The Editor’s Page
The Trump administration’s assault on our nation’s professional diplomatic service continues. As of mid-July, of 195 ambassadorial positions in the State Department, 107 are currently vacant. The administration has still not nominated ambassadors to India, Indonesia, or Brazil—three of the five most populous countries in the world–to Germany, Russia, or Ukraine. Fifty-nine nominations have been sent to the Senate, of which all but three have been for political appointees. The post-WWII percentage split between career professionals and political appointees as ambassadors has averaged about 70/30. It is currently 5/95. If this continues, our country’s top representatives abroad will eventually include only ten professional diplomats.

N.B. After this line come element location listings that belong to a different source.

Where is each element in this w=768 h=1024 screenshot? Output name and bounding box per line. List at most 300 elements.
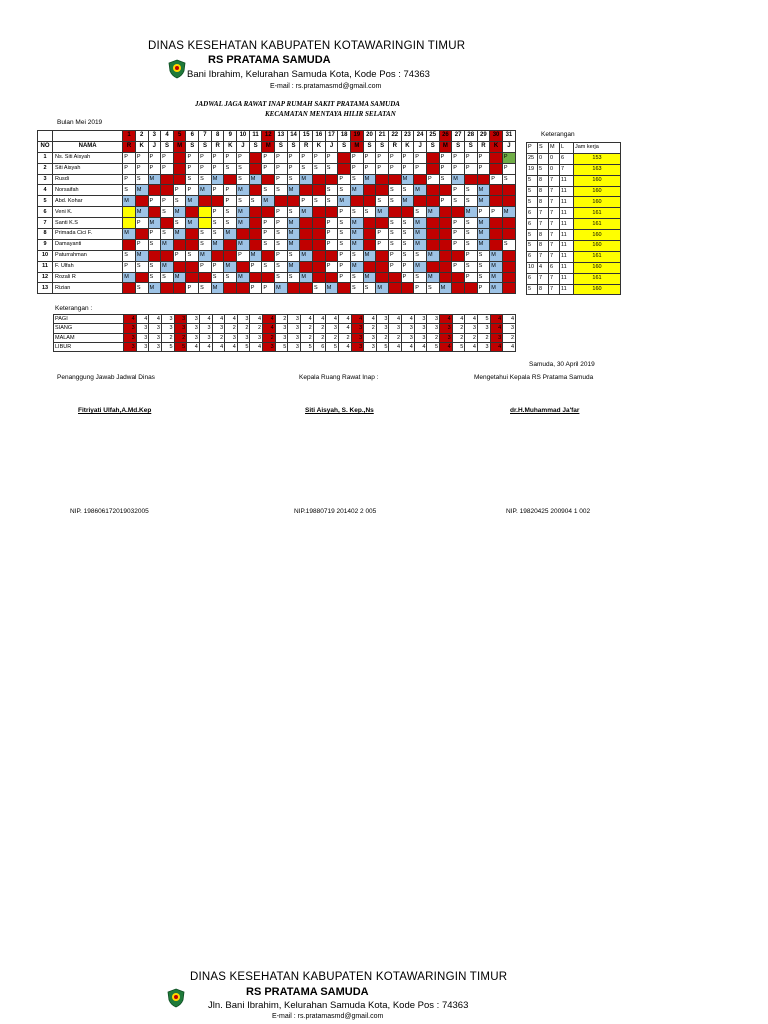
shift-cell (502, 272, 515, 283)
keterangan-count: 5 (527, 197, 538, 208)
summary-table (53, 314, 516, 352)
shift-cell: S (401, 218, 414, 229)
shift-cell: P (351, 152, 364, 163)
hospital-address: Bani Ibrahim, Kelurahan Samuda Kota, Kode Pos : 74363 (187, 69, 430, 80)
summary-value: 3 (149, 333, 162, 342)
shift-cell (199, 218, 212, 229)
shift-cell: M (490, 283, 503, 294)
shift-cell (388, 283, 401, 294)
shift-cell (123, 207, 136, 218)
shift-cell: S (237, 196, 250, 207)
day-number: 20 (363, 131, 376, 142)
shift-cell: P (388, 163, 401, 174)
shift-cell: S (414, 272, 427, 283)
weekday-letter: K (224, 141, 237, 152)
shift-cell (237, 261, 250, 272)
day-number: 31 (502, 131, 515, 142)
shift-cell (502, 196, 515, 207)
summary-value: 4 (440, 342, 453, 351)
weekday-letter: S (338, 141, 351, 152)
summary-value: 3 (124, 333, 137, 342)
keterangan-header: Jam kerja (574, 143, 621, 154)
footer-hospital-address: Jln. Bani Ibrahim, Kelurahan Samuda Kota, Kode Pos : 74363 (208, 1000, 469, 1011)
jam-kerja-cell: 153 (574, 153, 621, 164)
shift-cell: S (237, 163, 250, 174)
summary-value: 3 (351, 324, 364, 333)
summary-value: 3 (376, 315, 389, 324)
signature-nip-3: NIP. 19820425 200904 1 002 (506, 508, 591, 515)
shift-cell (300, 261, 313, 272)
shift-cell: P (439, 152, 452, 163)
keterangan-count: 5 (527, 241, 538, 252)
shift-cell (351, 196, 364, 207)
keterangan-count: 25 (527, 153, 538, 164)
shift-cell (313, 239, 326, 250)
staff-no: 2 (38, 163, 53, 174)
shift-cell: S (161, 207, 174, 218)
jam-kerja-cell: 160 (574, 197, 621, 208)
shift-cell: P (123, 163, 136, 174)
jam-kerja-cell: 160 (574, 186, 621, 197)
shift-cell: M (414, 239, 427, 250)
summary-value: 3 (364, 333, 377, 342)
shift-cell (313, 261, 326, 272)
staff-name: F. Ulfah (53, 261, 123, 272)
shift-cell (338, 152, 351, 163)
shift-cell (376, 261, 389, 272)
summary-value: 4 (490, 315, 503, 324)
table-row (38, 283, 516, 294)
shift-cell: M (351, 229, 364, 240)
shift-cell (249, 207, 262, 218)
shift-cell: M (173, 229, 186, 240)
shift-cell: S (161, 272, 174, 283)
shift-cell: S (351, 174, 364, 185)
shift-cell: P (414, 283, 427, 294)
shift-cell (426, 152, 439, 163)
summary-value: 4 (225, 315, 238, 324)
staff-no: 3 (38, 174, 53, 185)
shift-cell: P (135, 239, 148, 250)
summary-value: 4 (465, 315, 478, 324)
shift-cell: S (313, 196, 326, 207)
summary-value: 3 (225, 333, 238, 342)
shift-cell (325, 272, 338, 283)
shift-cell (148, 185, 161, 196)
table-row (38, 272, 516, 283)
shift-cell (363, 261, 376, 272)
staff-name: Norsaifah (53, 185, 123, 196)
shift-cell: P (275, 207, 288, 218)
summary-value: 3 (414, 315, 427, 324)
shift-cell (237, 229, 250, 240)
summary-value: 3 (149, 324, 162, 333)
keterangan-count: 11 (560, 230, 574, 241)
shift-cell (376, 272, 389, 283)
shift-cell: M (502, 207, 515, 218)
shift-cell (224, 250, 237, 261)
shift-cell: P (135, 163, 148, 174)
staff-name: Primada Cici F. (53, 229, 123, 240)
shift-cell (502, 250, 515, 261)
shift-cell: S (452, 196, 465, 207)
shift-cell (502, 185, 515, 196)
shift-cell: P (452, 185, 465, 196)
shift-cell: S (426, 283, 439, 294)
summary-label-cell: SIANG (54, 324, 124, 333)
summary-value: 3 (161, 324, 174, 333)
summary-value: 4 (490, 342, 503, 351)
weekday-letter: M (351, 141, 364, 152)
shift-cell (135, 196, 148, 207)
shift-cell: M (363, 250, 376, 261)
shift-cell: M (148, 174, 161, 185)
summary-value: 4 (338, 315, 351, 324)
shift-cell: P (388, 250, 401, 261)
weekday-letter: K (401, 141, 414, 152)
shift-cell (401, 207, 414, 218)
staff-name: Rizian (53, 283, 123, 294)
summary-value: 3 (427, 315, 440, 324)
shift-cell (249, 239, 262, 250)
shift-cell: P (414, 152, 427, 163)
shift-cell: S (414, 207, 427, 218)
keterangan-count: 8 (538, 197, 549, 208)
shift-cell: S (388, 218, 401, 229)
weekday-letter: S (287, 141, 300, 152)
summary-value: 3 (174, 315, 187, 324)
shift-cell (388, 207, 401, 218)
staff-name: Rozali R (53, 272, 123, 283)
header-blank (53, 131, 123, 142)
keterangan-count: 6 (527, 219, 538, 230)
shift-cell (502, 283, 515, 294)
staff-name: Veni K. (53, 207, 123, 218)
keterangan-count: 5 (527, 175, 538, 186)
summary-value: 2 (465, 333, 478, 342)
hospital-email: E-mail : rs.pratamasmd@gmail.com (270, 83, 382, 90)
footer-shield-emblem-icon (166, 988, 186, 1008)
shift-cell: P (224, 196, 237, 207)
shift-cell: S (388, 229, 401, 240)
shift-cell (426, 239, 439, 250)
shift-cell: P (262, 163, 275, 174)
shift-cell: S (161, 229, 174, 240)
summary-value: 2 (300, 333, 313, 342)
weekday-letter: R (300, 141, 313, 152)
shift-cell: P (313, 152, 326, 163)
shift-cell: S (338, 229, 351, 240)
shift-cell: S (186, 174, 199, 185)
summary-value: 4 (225, 342, 238, 351)
shift-cell: P (211, 163, 224, 174)
shift-cell (300, 283, 313, 294)
day-number: 18 (338, 131, 351, 142)
weekday-letter: K (490, 141, 503, 152)
shift-cell: M (426, 250, 439, 261)
summary-value: 2 (313, 324, 326, 333)
shift-cell (249, 152, 262, 163)
shift-cell: S (351, 283, 364, 294)
shift-cell: S (388, 239, 401, 250)
shift-cell (313, 174, 326, 185)
summary-value: 4 (402, 315, 415, 324)
day-number: 28 (464, 131, 477, 142)
summary-value: 4 (263, 324, 276, 333)
shift-cell: P (464, 163, 477, 174)
shift-cell: M (351, 261, 364, 272)
table-row (38, 250, 516, 261)
shift-cell: P (414, 163, 427, 174)
shift-cell: S (464, 185, 477, 196)
shift-cell (439, 218, 452, 229)
shift-cell: P (275, 163, 288, 174)
shift-cell (338, 283, 351, 294)
shift-cell: S (199, 229, 212, 240)
shift-cell (224, 283, 237, 294)
summary-value: 3 (136, 324, 149, 333)
shift-cell: M (135, 185, 148, 196)
shift-cell (363, 239, 376, 250)
summary-value: 4 (326, 315, 339, 324)
shift-cell: M (452, 174, 465, 185)
keterangan-count: 8 (538, 175, 549, 186)
shift-cell: P (452, 152, 465, 163)
summary-value: 2 (427, 333, 440, 342)
keterangan-count: 11 (560, 175, 574, 186)
table-row (38, 174, 516, 185)
shift-cell: M (287, 229, 300, 240)
summary-value: 4 (149, 315, 162, 324)
day-number: 23 (401, 131, 414, 142)
staff-no: 11 (38, 261, 53, 272)
shift-cell: S (275, 239, 288, 250)
keterangan-count: 0 (549, 153, 560, 164)
shift-cell (414, 196, 427, 207)
keterangan-count: 6 (549, 262, 560, 273)
shift-cell: M (477, 229, 490, 240)
summary-value: 4 (199, 342, 212, 351)
shift-cell: P (376, 239, 389, 250)
day-number: 4 (161, 131, 174, 142)
shift-cell: S (224, 207, 237, 218)
keterangan-count: 7 (549, 219, 560, 230)
shift-cell: M (477, 239, 490, 250)
jam-kerja-cell: 161 (574, 251, 621, 262)
weekday-letter: R (388, 141, 401, 152)
weekday-letter: J (414, 141, 427, 152)
shift-cell: M (300, 207, 313, 218)
summary-value: 2 (326, 333, 339, 342)
shift-cell: P (477, 152, 490, 163)
shift-cell (135, 272, 148, 283)
table-row (38, 185, 516, 196)
shift-cell: P (401, 163, 414, 174)
summary-value: 2 (313, 333, 326, 342)
shift-cell: S (363, 283, 376, 294)
shift-cell: P (148, 229, 161, 240)
shift-cell: P (439, 163, 452, 174)
shift-cell: P (338, 272, 351, 283)
keterangan-count: 8 (538, 284, 549, 295)
shift-cell: S (388, 185, 401, 196)
shift-cell (211, 250, 224, 261)
summary-value: 5 (326, 342, 339, 351)
shift-cell: P (452, 261, 465, 272)
summary-value: 5 (477, 315, 490, 324)
shift-cell (439, 261, 452, 272)
shift-cell: S (211, 272, 224, 283)
shift-cell: S (401, 185, 414, 196)
signature-name-1: Fitriyati Ulfah,A.Md.Kep (78, 407, 152, 414)
shift-cell (452, 250, 465, 261)
schedule-title-line2: KECAMATAN MENTAYA HILIR SELATAN (265, 110, 396, 118)
summary-label-cell: LIBUR (54, 342, 124, 351)
shift-cell (173, 261, 186, 272)
shift-cell: S (502, 239, 515, 250)
shift-cell (490, 218, 503, 229)
keterangan-count: 10 (527, 262, 538, 273)
shift-cell: S (401, 239, 414, 250)
shift-cell (249, 163, 262, 174)
shift-cell (414, 174, 427, 185)
shift-cell: M (490, 261, 503, 272)
shift-cell: P (186, 163, 199, 174)
shift-cell: S (338, 185, 351, 196)
keterangan-count: 11 (560, 186, 574, 197)
shift-cell: M (123, 272, 136, 283)
summary-value: 2 (452, 333, 465, 342)
shift-cell: P (325, 261, 338, 272)
keterangan-count: 5 (527, 186, 538, 197)
shift-cell: S (135, 174, 148, 185)
summary-value: 4 (136, 315, 149, 324)
shift-cell: P (287, 152, 300, 163)
shift-cell: M (148, 218, 161, 229)
shift-cell (123, 283, 136, 294)
shift-cell: P (148, 163, 161, 174)
staff-no: 4 (38, 185, 53, 196)
shift-cell: M (287, 185, 300, 196)
shift-cell: S (148, 261, 161, 272)
summary-value: 5 (275, 342, 288, 351)
shift-cell (300, 218, 313, 229)
summary-value: 3 (250, 333, 263, 342)
weekday-letter: S (426, 141, 439, 152)
shift-cell: M (426, 272, 439, 283)
day-number: 21 (376, 131, 389, 142)
shift-cell (161, 250, 174, 261)
summary-value: 4 (402, 342, 415, 351)
place-date: Samuda, 30 April 2019 (529, 361, 595, 368)
shift-cell: P (464, 152, 477, 163)
shift-cell (439, 207, 452, 218)
shift-cell: S (287, 207, 300, 218)
shift-cell: P (161, 163, 174, 174)
shift-cell (313, 229, 326, 240)
keterangan-count: 0 (549, 164, 560, 175)
summary-value: 2 (376, 333, 389, 342)
shift-cell (376, 185, 389, 196)
shift-cell: M (237, 207, 250, 218)
shift-cell (426, 163, 439, 174)
shift-cell (186, 239, 199, 250)
day-number: 6 (186, 131, 199, 142)
shift-cell: P (325, 152, 338, 163)
shift-cell (426, 196, 439, 207)
signature-role-3: Mengetahui Kepala RS Pratama Samuda (474, 374, 594, 381)
shift-cell: M (211, 239, 224, 250)
summary-value: 3 (477, 342, 490, 351)
day-number: 8 (211, 131, 224, 142)
shift-cell: P (186, 283, 199, 294)
shift-cell: S (464, 229, 477, 240)
summary-value: 4 (389, 342, 402, 351)
summary-value: 3 (237, 333, 250, 342)
day-number: 30 (490, 131, 503, 142)
shift-cell (363, 185, 376, 196)
shift-cell: P (338, 250, 351, 261)
shift-cell (262, 250, 275, 261)
weekday-letter: S (376, 141, 389, 152)
keterangan-count: 11 (560, 197, 574, 208)
shift-cell (490, 163, 503, 174)
weekday-letter: M (262, 141, 275, 152)
keterangan-count: 4 (538, 262, 549, 273)
summary-value: 3 (326, 324, 339, 333)
shift-cell: M (300, 250, 313, 261)
shift-cell: P (477, 163, 490, 174)
weekday-letter: K (313, 141, 326, 152)
weekday-letter: M (173, 141, 186, 152)
shift-cell: P (237, 152, 250, 163)
shift-cell: M (211, 174, 224, 185)
weekday-letter: S (249, 141, 262, 152)
summary-value: 3 (465, 324, 478, 333)
shift-cell: P (211, 152, 224, 163)
shift-cell (313, 207, 326, 218)
summary-value: 3 (124, 342, 137, 351)
shift-cell: M (211, 283, 224, 294)
jam-kerja-cell: 160 (574, 230, 621, 241)
shift-cell: M (363, 272, 376, 283)
keterangan-count: 5 (538, 164, 549, 175)
shift-cell (452, 272, 465, 283)
summary-value: 3 (187, 324, 200, 333)
shift-cell: P (401, 261, 414, 272)
jam-kerja-cell: 160 (574, 262, 621, 273)
summary-value: 4 (250, 342, 263, 351)
shift-cell: M (186, 218, 199, 229)
shift-cell: P (490, 207, 503, 218)
shift-cell (502, 229, 515, 240)
shift-cell: S (224, 218, 237, 229)
shift-cell: S (313, 283, 326, 294)
shift-cell: P (452, 239, 465, 250)
shift-cell (452, 207, 465, 218)
shift-cell: S (123, 250, 136, 261)
shift-cell (325, 250, 338, 261)
day-number: 27 (452, 131, 465, 142)
summary-value: 5 (174, 342, 187, 351)
keterangan-count: 5 (527, 230, 538, 241)
shift-cell: P (262, 152, 275, 163)
shift-cell: S (287, 174, 300, 185)
shift-cell (161, 283, 174, 294)
shift-cell (262, 174, 275, 185)
day-number: 3 (148, 131, 161, 142)
shift-cell: S (401, 229, 414, 240)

On July 14, the administration fired 1,107 civil service and 246 foreign service State Department employees. Those remaining will be expected to demonstrate fidelity to the president’s policies as a criterion for promotion, even if those promotions rarely lead to ambassadorships. It should go without saying, although I have nevertheless said it before, that it is the responsibility of diplomats to carry out the foreign policy of their country’s political leaders. If that were all that was meant by fidelity, one could hardly object to it. But it is not fidelity that this administration really wants. It is fealty. And that is dangerous. Diplomats are a country’s eyes and ears on the ground, but the eyes might as well be blind and the ears deaf if the country is represented by a raft of political appointees who are not politically, culturally, or linguistically competent to understand what is going on around them. This is all the worse if political leaders do not want to know what their remaining professional diplomats see and hear, or worse yet punish them for it. The real world exists out there. A country whose leaders make policies in ignorance of it will at best miss opportunities and at worst blunder into crises.
This month’s issue includes a distinguished ambassador’s analysis of what has been lost with the destruction of USAID and an experienced public affairs officer’s account of what it takes to do public diplomacy in an authoritarian society. We also say farewell in this issue to a long-time member of our Board, and one of the premier diplomats of his generation, Ambassador William C. Harrop.